Qu’est-ce qu’un plan quinquennal ?
Il s’agit de l’énoncé des priorités de développement économique pour les cinq années à venir. Cette approche a été lancée par l’URSS en 1928 et était ancrée dans la conviction que la planification centrale de l’économie était plus efficace pour la croissance que le libre marché.
La réunion avait lieu à Pékin et rassemblait du 20 au 23 octobre près de 400 hauts dirigeants du Parti communiste chinois (PCC). Un communiqué succinct a été publié jeudi, mais le plan quinquennal détaillé sera publié en mars prochain.
Pourquoi est-ce important pour la Chine ?
« Les plans quinquennaux sont moins cruciaux pour l’économie chinoise qu’il y a 20 ans, mais sous Xi Jinping [président depuis 2012], ils ont gagné en importance sur les plans politique et idéologique », dit Michael Kovrig, politologue canadien qui a été emprisonné, prétendument pour espionnage, en Chine entre 2018 et 2021 en réplique à l’arrestation au Canada d’une haute dirigeante de la société chinoise Huawei. « C’est un signe de la légitimité du PCC. »

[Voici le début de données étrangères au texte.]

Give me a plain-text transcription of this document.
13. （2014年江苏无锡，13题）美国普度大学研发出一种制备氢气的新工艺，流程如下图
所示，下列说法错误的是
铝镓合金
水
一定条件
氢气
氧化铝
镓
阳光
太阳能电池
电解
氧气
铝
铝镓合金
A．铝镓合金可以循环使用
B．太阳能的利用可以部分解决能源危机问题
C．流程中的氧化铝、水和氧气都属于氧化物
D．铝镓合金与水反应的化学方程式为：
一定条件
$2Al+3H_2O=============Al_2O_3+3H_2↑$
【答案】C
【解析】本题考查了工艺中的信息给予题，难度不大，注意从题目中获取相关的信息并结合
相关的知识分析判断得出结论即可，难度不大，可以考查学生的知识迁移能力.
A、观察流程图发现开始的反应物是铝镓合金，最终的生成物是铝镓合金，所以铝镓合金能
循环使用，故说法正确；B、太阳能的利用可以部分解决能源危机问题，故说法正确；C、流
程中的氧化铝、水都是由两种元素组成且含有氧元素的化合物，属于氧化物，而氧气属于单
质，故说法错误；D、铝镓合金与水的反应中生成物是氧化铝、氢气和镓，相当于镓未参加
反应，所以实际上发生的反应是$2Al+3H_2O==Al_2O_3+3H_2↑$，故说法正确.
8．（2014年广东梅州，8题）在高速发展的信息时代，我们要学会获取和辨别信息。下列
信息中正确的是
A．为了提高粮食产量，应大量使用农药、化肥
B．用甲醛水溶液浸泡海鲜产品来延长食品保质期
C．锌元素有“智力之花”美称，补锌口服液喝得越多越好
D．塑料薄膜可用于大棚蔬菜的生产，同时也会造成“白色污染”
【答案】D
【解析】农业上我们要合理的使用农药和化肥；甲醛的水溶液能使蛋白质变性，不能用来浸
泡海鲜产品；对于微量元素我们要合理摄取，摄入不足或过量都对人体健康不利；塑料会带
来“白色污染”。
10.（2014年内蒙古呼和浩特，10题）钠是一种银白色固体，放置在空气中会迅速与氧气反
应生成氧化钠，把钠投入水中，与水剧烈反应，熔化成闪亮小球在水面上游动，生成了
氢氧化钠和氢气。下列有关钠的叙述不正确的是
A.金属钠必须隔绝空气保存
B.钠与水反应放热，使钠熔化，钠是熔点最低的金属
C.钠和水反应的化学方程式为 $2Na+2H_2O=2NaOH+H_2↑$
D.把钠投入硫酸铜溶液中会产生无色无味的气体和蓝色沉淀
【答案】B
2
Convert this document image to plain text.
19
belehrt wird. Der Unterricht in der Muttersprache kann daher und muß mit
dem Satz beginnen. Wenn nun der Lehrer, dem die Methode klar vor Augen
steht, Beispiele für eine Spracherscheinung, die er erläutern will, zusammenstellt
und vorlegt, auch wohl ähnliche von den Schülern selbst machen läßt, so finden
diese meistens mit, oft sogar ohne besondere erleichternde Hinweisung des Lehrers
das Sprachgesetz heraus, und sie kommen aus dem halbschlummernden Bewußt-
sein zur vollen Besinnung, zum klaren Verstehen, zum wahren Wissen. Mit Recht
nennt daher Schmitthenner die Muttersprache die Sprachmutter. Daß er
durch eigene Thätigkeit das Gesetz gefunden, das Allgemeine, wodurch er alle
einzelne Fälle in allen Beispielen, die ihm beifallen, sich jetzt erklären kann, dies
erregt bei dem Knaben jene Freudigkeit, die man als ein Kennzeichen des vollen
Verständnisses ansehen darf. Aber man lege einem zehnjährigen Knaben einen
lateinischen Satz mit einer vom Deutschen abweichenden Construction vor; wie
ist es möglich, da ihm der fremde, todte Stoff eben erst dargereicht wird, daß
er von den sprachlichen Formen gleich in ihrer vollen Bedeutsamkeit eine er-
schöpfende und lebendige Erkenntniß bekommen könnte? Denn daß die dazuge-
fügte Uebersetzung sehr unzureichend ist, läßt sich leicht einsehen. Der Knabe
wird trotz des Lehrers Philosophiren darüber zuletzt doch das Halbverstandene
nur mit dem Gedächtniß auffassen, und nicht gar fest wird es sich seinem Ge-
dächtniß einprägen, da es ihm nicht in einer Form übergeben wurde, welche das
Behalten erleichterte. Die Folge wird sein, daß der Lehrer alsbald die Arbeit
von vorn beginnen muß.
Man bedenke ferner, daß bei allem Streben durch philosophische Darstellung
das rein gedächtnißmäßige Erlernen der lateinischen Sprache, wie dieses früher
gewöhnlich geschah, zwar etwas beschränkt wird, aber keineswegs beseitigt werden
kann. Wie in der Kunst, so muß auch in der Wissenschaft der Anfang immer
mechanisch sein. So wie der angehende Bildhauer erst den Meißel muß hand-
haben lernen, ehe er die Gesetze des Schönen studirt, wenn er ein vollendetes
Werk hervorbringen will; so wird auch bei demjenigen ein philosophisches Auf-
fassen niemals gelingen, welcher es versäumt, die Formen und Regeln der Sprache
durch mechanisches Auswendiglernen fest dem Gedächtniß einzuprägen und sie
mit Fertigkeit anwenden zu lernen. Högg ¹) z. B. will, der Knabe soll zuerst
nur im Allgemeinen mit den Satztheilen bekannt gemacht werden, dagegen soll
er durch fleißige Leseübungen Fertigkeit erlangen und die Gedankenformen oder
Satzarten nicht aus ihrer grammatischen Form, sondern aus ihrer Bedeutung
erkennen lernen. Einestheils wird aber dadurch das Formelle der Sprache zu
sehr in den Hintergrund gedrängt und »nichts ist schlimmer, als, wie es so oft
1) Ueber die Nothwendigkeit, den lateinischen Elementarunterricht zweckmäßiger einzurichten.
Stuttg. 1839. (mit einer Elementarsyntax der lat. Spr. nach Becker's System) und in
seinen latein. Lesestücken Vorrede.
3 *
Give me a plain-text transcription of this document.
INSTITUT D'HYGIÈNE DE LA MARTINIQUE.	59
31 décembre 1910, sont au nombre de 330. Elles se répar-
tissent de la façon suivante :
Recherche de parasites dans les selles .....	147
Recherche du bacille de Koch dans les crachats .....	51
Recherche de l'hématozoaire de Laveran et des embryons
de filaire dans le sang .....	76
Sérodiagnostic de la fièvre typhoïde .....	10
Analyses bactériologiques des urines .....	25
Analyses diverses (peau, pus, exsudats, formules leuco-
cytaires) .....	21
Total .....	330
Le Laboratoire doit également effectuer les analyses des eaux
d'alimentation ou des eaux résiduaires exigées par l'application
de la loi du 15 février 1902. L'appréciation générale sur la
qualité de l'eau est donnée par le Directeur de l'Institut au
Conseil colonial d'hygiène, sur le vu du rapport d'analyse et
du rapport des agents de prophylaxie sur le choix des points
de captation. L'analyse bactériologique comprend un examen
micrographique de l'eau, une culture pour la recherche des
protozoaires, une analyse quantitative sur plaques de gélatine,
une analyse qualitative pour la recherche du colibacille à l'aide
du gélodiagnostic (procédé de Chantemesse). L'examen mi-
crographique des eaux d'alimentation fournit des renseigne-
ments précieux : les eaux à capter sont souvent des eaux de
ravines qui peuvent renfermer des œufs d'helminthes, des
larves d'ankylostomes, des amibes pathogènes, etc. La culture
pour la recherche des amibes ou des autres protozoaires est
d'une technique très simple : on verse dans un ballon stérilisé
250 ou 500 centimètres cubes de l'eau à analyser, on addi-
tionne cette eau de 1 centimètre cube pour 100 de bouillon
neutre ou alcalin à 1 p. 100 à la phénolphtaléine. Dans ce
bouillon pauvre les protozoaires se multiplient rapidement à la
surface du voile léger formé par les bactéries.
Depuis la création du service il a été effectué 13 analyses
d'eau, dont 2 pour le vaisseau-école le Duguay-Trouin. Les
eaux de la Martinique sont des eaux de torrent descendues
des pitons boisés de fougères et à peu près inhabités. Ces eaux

Le président Xi joue un rôle plus important dans l’élaboration des plans quinquennaux. « Il est né l’année du premier plan quinquennal, en 1953 », dit Dan Wang, politologue de l’Université Stanford qui vient de publier un livre, Breakneck : China’s Quest to Engineer the Future, sur la monopolisation du pouvoir en Chine par les ingénieurs.
Il y a aujourd’hui d’autres modes de planification économique. Mais la réunion sur le plan quinquennal est l’occasion de donner des signaux politiques puissants.
Dan Wang, politologue de l’Université Stanford
M. Wang cite, à titre d’exemple des effets délétères des plans quinquennaux, l’annonce, l’été dernier, que des travaux sur le barrage hydroélectrique du Yarlung Tsangpo, au Tibet, avaient été lancés. « C’est un barrage trois fois plus grand que celui des Trois-Gorges [premier au monde sur le plan de la puissance]. Il est clair qu’il va y avoir moins de rendement sur l’investissement. » Or, étant donné qu’il figurait au 14e plan quinquennal, « il fallait que sa construction commence » pour respecter la volonté du président, avance M. Wang.
Quel sera l’impact du prochain plan quinquennal sur le Canada ?
« C’est un signal que la Chine va continuer dans la voie de la dernière décennie », dit M. Wang, qui a grandi à Ottawa. « Les calculs du Canada ne devraient donc pas changer. »
Les mesures de protection contre les tentatives de la Chine de monopoliser certains secteurs technologiques, par exemple les terres rares, des matériaux essentiels à la haute technologie, sont toujours pertinentes, selon Dan Wang.
Cela dit, M. Wang estime que le Canada, n’ayant pas une grande industrie automobile, ne devrait pas avoir des droits de douane aussi élevés sur les voitures électriques chinoises, pourvu que la Chine diminue ceux visant l’agriculture canadienne.
M. Kovrig note que l’accent mis sur l’autosuffisance des 14e et 15e plans quinquennaux diminue le potentiel d’exportation du Canada vers la Chine. « Les entreprises canadiennes vont avoir encore plus de pression de la part de concurrents chinois qui bénéficient de la taille du marché chinois et de subventions pour abaisser leurs prix. »
En quoi le prochain plan quinquennal se distingue-t-il des précédents ?

Les opinions des experts diffèrent au sujet de la consommation des ménages, qui stagne en Chine à moins de 40 % du PIB depuis 15 ans, contre 55 % au Canada. Cette faiblesse est l’une des sources de la déflation qui frappe la Chine.
« On reconnaît qu’il faut développer le marché intérieur, ce qu’on voyait en 2020, mais la question est davantage prise au sérieux », dit Scott Kennedy, du Centre d’études stratégiques et internationales à Washington, qui a écrit cinq livres sur l’empire du Milieu. « Le problème, c’est qu’on ne parle pas de la nécessité de développer les services ni du problème du chômage des jeunes diplômés universitaires. »
Les dirigeants chinois préfèrent des constructions et des produits tangibles, disent M. Kennedy et M. Wang. « Il y a un mépris du PCC pour les produits pour consommateurs de la Silicon Valley, dit M. Wang. Xi Jinping a dit qu’il ne fallait pas que les ménages chinois deviennent paresseux. Il y a des subventions pour remplacer les électroménagers. Il y a des conseils aux diplômés universitaires d’accepter des postes manuels qui ne leur conviennent pas nécessairement. »
Julian Karaguesian, économiste de l’Université McGill qui a publié l’été dernier une lettre ouverte recommandant de resserrer les liens avec la Chine1, est plus optimiste sur la capacité de la Chine à s’attaquer au chômage des jeunes et à la faible demande intérieure. Il pense que la réponse aux droits de douane américains misera sur les exportations vers d’autres pays et sur le développement du marché intérieur, y compris les services sociaux.
Deux politologues spécialistes de la Chine, Lizzi Lee de l’Asia Society de Washington et Arendse Huld de China Briefing de Hong Kong, confirment que des investissements dans les services sociaux, notamment auprès des personnes âgées, mentionnés dans le communiqué de jeudi, pourraient régler le problème de la faiblesse du marché intérieur. « Il faudra voir s’il y a des cibles spécifiques sur les services sociaux et le marché intérieur dans les documents du plan quinquennal en mars, ou si ce sont plutôt des changements prudents aux politiques sociales », dit Mme Lee.